В современном русском литературном сознании кроме стихов Маяковского, Нью-Йорк связан в первую очередь с Эдуардом Лимоновым, Сергеем Довлатовым и Иосифом Бродским. Но, возвращаясь к «проклятому вопросу» русской поэзии, почему так мало стихов о Нью-Йорке, надо сказать, что их почти нет и у Бродского, жившего здесь без малого 20 лет. В беседе с Соломоном Волковым поэт сам ответил на этот вопрос, сказав, что Нью-Йорк невозможно уложить в стихи чисто ритмически:
[П]етербургский пейзаж классицистичен настолько, что становится как бы адекватным психическому состоянию человека, его психологическим реакциям. <…> Это какой-то ритм, вполне осознаваемый. Даже, может быть, естественный биологический ритм. А то, что творится здесь, находится как бы в другом измерении. И освоить это психологически, то есть превратить это в твой собственный внутренний ритм, я думаю, просто невозможно. По крайней мере невозможно для меня. <…> Надо сказать, сие никому не удалось, не только человеку, который приехал, что называется, едва ли не в гости. Но это не удалось и туземному человеку. <…> Вот если Супермен из комиксов начнет писать стихи, то, возможно, ему удастся описать Нью-Йорк[11].

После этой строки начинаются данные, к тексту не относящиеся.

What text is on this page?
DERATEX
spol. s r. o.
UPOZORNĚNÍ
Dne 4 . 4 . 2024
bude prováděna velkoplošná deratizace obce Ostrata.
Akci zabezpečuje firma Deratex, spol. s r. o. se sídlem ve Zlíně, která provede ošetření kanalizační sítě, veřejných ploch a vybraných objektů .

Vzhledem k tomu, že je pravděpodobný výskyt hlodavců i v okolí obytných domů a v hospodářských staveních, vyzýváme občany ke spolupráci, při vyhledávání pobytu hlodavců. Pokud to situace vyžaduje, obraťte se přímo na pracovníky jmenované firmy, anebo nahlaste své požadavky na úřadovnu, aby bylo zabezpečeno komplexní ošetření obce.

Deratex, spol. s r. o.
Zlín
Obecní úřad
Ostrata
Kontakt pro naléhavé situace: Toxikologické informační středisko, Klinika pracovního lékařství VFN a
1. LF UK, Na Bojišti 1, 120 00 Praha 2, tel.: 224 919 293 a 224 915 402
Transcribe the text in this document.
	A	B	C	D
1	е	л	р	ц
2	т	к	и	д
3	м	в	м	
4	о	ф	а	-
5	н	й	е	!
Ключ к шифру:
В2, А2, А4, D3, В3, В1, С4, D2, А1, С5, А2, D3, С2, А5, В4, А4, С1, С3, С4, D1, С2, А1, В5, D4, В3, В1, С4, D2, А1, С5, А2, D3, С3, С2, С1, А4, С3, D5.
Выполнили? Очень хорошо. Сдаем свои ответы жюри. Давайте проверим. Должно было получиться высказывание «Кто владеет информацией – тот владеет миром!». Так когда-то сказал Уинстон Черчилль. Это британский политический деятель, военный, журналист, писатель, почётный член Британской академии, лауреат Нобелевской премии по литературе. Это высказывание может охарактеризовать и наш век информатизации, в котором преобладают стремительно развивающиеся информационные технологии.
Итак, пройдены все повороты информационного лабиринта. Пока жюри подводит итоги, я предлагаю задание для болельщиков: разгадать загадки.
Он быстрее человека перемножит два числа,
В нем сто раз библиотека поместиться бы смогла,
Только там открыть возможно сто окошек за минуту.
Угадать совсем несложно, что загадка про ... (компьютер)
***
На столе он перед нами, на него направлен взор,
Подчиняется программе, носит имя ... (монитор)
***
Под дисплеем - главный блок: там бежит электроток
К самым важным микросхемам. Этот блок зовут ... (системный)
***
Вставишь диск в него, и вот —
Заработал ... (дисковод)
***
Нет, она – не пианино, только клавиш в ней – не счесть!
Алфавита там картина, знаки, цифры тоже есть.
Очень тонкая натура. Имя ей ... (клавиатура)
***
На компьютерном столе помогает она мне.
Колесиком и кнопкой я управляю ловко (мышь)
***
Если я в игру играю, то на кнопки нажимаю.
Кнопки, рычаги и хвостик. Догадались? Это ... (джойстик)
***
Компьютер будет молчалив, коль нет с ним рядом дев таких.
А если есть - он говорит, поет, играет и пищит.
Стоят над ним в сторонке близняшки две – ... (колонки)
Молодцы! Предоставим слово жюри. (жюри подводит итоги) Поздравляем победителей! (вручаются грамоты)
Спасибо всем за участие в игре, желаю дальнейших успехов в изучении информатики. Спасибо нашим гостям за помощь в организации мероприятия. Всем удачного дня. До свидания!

Если Довлатов в своих повестях и рассказах описал, «как это делалось в Нью-Йорке» (пусть не в одесской стилистике Бабеля, а скорее в зощенковской), то Бродский посвятил городу всего четыре стихотворения – два по-русски и два по-английски. Уже через несколько месяцев после приезда в Америку в письме Томасу Венцлове от 9 октября 1972 года он называет Нью-Йорк «игрой в кубики, доведенной до абсолюта» (а в открытке, написанной через три дня, «градом Китежем»)[12]. Хотя Довлатов и отзывался о Нью-Йорке как о городе, созданном «для жизни, труда и гибели» и «совершенно не вызывающем музейного трепета. <…> (случись революция – нечего будет штурмовать)»[13], сравнение с детскими кубиками говорит о том, что архитектура Нью-Йорка вряд ли воспринималась этими писателями как «настоящая» или естественная. Неестественность Нью-Йорка, однако, отлична от петербуржской: она заключается прежде всего в оптических впечатлениях, а не в исторических, политических и социальных противоречиях, на которых построен Петербург.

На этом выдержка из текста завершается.